GROS PLAN SUR L'HEPATITE VIRALE C
TEXTES BIBLIOGRAPHIQUES DE REFERENCES:
* Conférence de Consensus sur l'Hépatite Virale C
(texte court - Fevrier 2002)
QUESTION 5. COMMENT SUIVRE LES MALADES NON TRAITÉS ?
Ce suivi s'adresse aux patients pour lesquels l'indication du traitement n'a pas été retenue ainsi qu'à ceux qui l'ont refusé. Il a pour objectif d'assurer un soutien du patient et d'apprécier l'évolution de l'infection par le VHC. Il est important de délivrer une information régulière sur la maladie et les traitements et de donner des conseils d'hygiène de vie. Une approche globale des problèmes de santé avec prise en compte des comorbidités éventuelles est nécessaire. Le médecin généraliste, les réseaux de soins de proximité et les associations de malades contribuent à cet objectif. Les modalités de surveillance dépendent du stade de l'hépatite au moment du diagnostic, de l'âge et de l'évolution des transaminases.
Toute augmentation des transaminases doit faire rechercher une autre cause, en particulier médicamenteuse.

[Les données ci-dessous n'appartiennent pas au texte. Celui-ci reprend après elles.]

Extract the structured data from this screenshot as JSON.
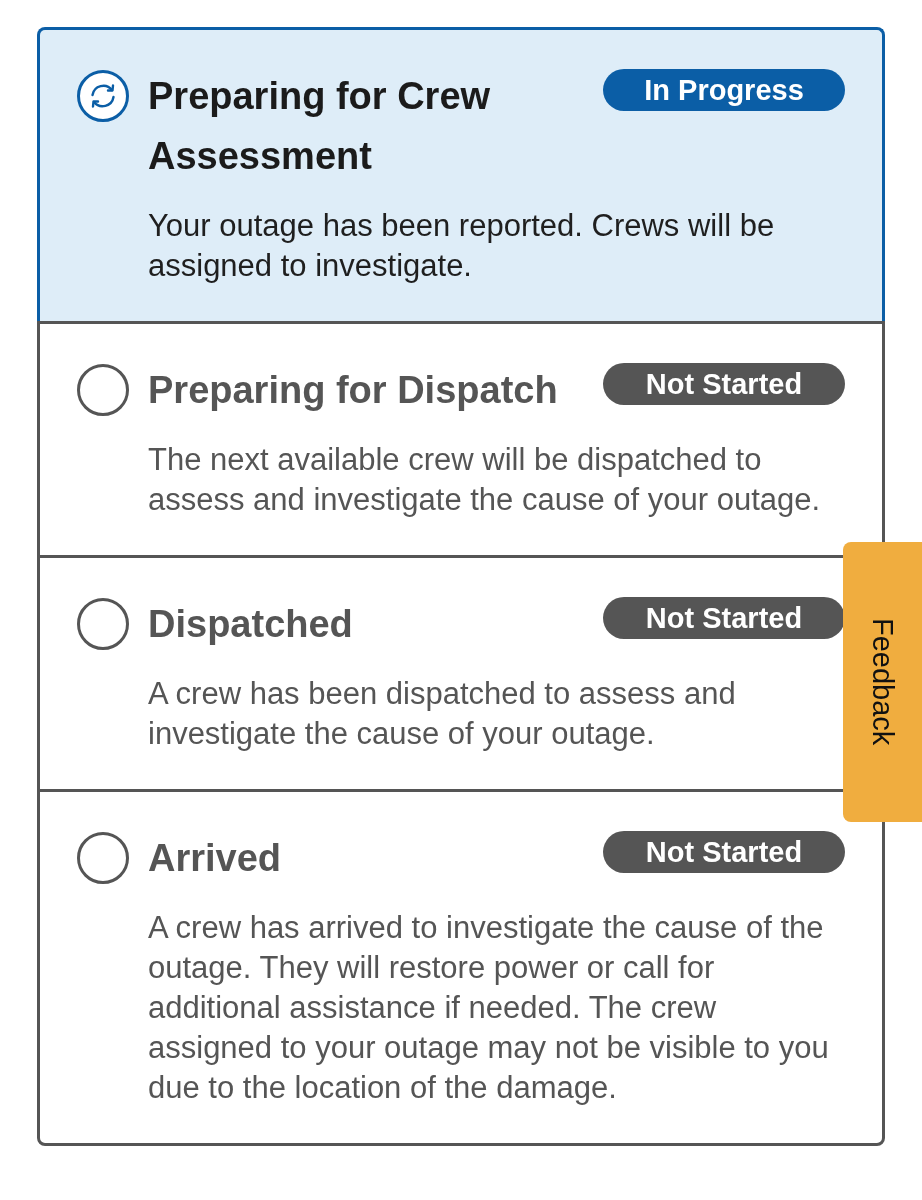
{
  "steps": [
    {
      "kind": "in-progress",
      "title": "Preparing for Crew Assessment",
      "status": "In Progress",
      "description": "Your outage has been reported. Crews will be assigned to investigate."
    },
    {
      "kind": "not-started",
      "title": "Preparing for Dispatch",
      "status": "Not Started",
      "description": "The next available crew will be dispatched to assess and investigate the cause of your outage."
    },
    {
      "kind": "not-started",
      "title": "Dispatched",
      "status": "Not Started",
      "description": "A crew has been dispatched to assess and investigate the cause of your outage."
    },
    {
      "kind": "not-started",
      "title": "Arrived",
      "status": "Not Started",
      "description": "A crew has arrived to investigate the cause of the outage. They will restore power or call for additional assistance if needed. The crew assigned to your outage may not be visible to you due to the location of the damage."
    }
  ],
  "feedback_tab": {
    "label": "Feedback"
  }
}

Trois situations différentes peuvent être distinguées :
- le patient n'a pas de lésions ou des lésions minimes à la PBH. Le risque évolutif est faible, mais justifie une surveillance qui comporte un examen clinique et un dosage semestriel des transaminases. Une nouvelle PBH n'est pas préconisée avant 5 ans sauf en cas d'augmentation des transaminases ou d'existence de cofacteurs favorisant la progression de la fibrose
- le patient a des transaminases normales à des examens répétés et n'a pas eu de PBH. Si les transaminases restent normales, une surveillance clinique et un contrôle semestriel des transaminases suffisent. En cas d'augmentation des transaminases, une PBH doit être rediscutée si un traitement est envisagé.
- Le patient a une cirrhose, prouvée ou non par PBH. La surveillance doit être renforcée en raison des risques de décompensation ou de CHC.
Aucun schéma de surveillance n'ayant été validé, l'attitude suivante reposant sur des pratiques professionnelles usuelles peut être préconisée
- pour le dépistage du CHC : dosage de l'a-foetoprotéine et échographie abdominale tous les 6 mois. La surveillance doit être plus étroite lorsqu'il existe des facteurs prédictifs d'évolution péjorative vers le CHC (âge supérieur à 50 ans, sexe masculin, consommation d'alcool, insuffisance hépatocellulaire, élévation de l'a-foetoprotéine)
- pour la recherche de varices oesophagiennes ou gastriques : fibroscopie oeso-gastro-duodénale tous les 1 à 4 ans.